В румяное декабрьское утро мы с Фуллером и Федеровым занимались важным делом: растапливали печь в нашем клубе. Я большим Колиным ножом, который он так и не пожелал взять обратно, щипал лучину; Фуллер, сидя на четвереньках, дул в печь с такой силой, что оттуда вырывался сноп крупных красных искр, а Валька вертелся около и давал советы. Вдруг он заорал:
- Эй, ребята! Смотрите скорее!.. Какие-то к нам идут. Да еще с лыжами.
Мы кинулись к окнам. Действительно, по узкой тропке, что вела из палисадника к черному ходу, гуськом пробирались несколько чужих ребят. Они несли в руках лыжи. Одеты они были по-разному - значит, не детдомовские - и с ног до головы в снегу.

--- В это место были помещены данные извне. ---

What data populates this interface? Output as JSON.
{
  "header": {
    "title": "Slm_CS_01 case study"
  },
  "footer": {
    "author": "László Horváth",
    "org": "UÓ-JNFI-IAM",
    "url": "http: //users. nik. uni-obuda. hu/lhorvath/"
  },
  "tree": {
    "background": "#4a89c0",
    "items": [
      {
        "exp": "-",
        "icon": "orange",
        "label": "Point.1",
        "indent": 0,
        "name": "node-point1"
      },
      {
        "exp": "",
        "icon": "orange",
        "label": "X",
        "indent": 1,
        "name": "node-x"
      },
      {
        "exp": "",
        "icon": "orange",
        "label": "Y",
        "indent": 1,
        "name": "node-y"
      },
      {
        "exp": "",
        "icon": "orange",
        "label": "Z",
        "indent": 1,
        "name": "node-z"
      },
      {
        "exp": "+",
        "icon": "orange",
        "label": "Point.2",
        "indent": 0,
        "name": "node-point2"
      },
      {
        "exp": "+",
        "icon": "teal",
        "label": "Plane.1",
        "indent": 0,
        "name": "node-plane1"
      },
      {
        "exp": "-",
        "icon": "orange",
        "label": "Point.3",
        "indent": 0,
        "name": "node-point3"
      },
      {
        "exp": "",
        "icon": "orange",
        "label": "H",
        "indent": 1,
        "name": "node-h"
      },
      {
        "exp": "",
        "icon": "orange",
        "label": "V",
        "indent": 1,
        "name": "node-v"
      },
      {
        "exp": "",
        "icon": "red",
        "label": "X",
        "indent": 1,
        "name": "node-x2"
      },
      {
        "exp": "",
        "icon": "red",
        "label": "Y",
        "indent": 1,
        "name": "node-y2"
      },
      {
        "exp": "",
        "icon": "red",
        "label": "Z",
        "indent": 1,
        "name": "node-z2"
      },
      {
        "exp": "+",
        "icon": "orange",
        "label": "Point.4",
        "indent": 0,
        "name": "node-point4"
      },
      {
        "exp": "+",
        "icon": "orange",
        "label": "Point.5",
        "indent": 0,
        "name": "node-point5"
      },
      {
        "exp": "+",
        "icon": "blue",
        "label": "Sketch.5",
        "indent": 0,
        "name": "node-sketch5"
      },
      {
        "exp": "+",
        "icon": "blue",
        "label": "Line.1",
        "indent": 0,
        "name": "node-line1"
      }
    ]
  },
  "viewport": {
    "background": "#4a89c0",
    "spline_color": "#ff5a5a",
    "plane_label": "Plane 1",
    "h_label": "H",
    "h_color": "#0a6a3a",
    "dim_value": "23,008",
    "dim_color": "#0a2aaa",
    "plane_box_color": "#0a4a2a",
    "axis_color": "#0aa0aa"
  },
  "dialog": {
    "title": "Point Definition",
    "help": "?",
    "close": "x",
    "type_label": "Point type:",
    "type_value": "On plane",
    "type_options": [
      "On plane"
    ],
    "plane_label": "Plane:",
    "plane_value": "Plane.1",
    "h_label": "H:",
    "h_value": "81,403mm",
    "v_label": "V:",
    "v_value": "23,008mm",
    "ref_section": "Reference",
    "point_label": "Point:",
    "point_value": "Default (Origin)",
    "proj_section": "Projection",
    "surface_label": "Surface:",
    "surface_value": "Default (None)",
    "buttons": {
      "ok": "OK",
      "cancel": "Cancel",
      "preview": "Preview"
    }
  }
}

- Смотри, чтобы печь не погасла! - крикнул я Фуллеру и опрометью выбежал в коридор, чтобы первому встретить пришельцев.
Но я чуть-чуть опоздал. Они уже вошли и сейчас препирались с Лидией Алексеевной, решительно преградившей им путь.
- Кто вы такие и что вам здесь нужно? - спрашивала она, широко раскинув руки и не пуская ребят в коридор.
- Нам нужен ваш детпролеткульт. Пропустите, пожалуйста.
- У нас нет никакого детпролеткульта. Здесь детский дом нормального типа. У вас есть разрешение Унаробраза?
- Смотрите, ребята, тут старыми порядками пахнет!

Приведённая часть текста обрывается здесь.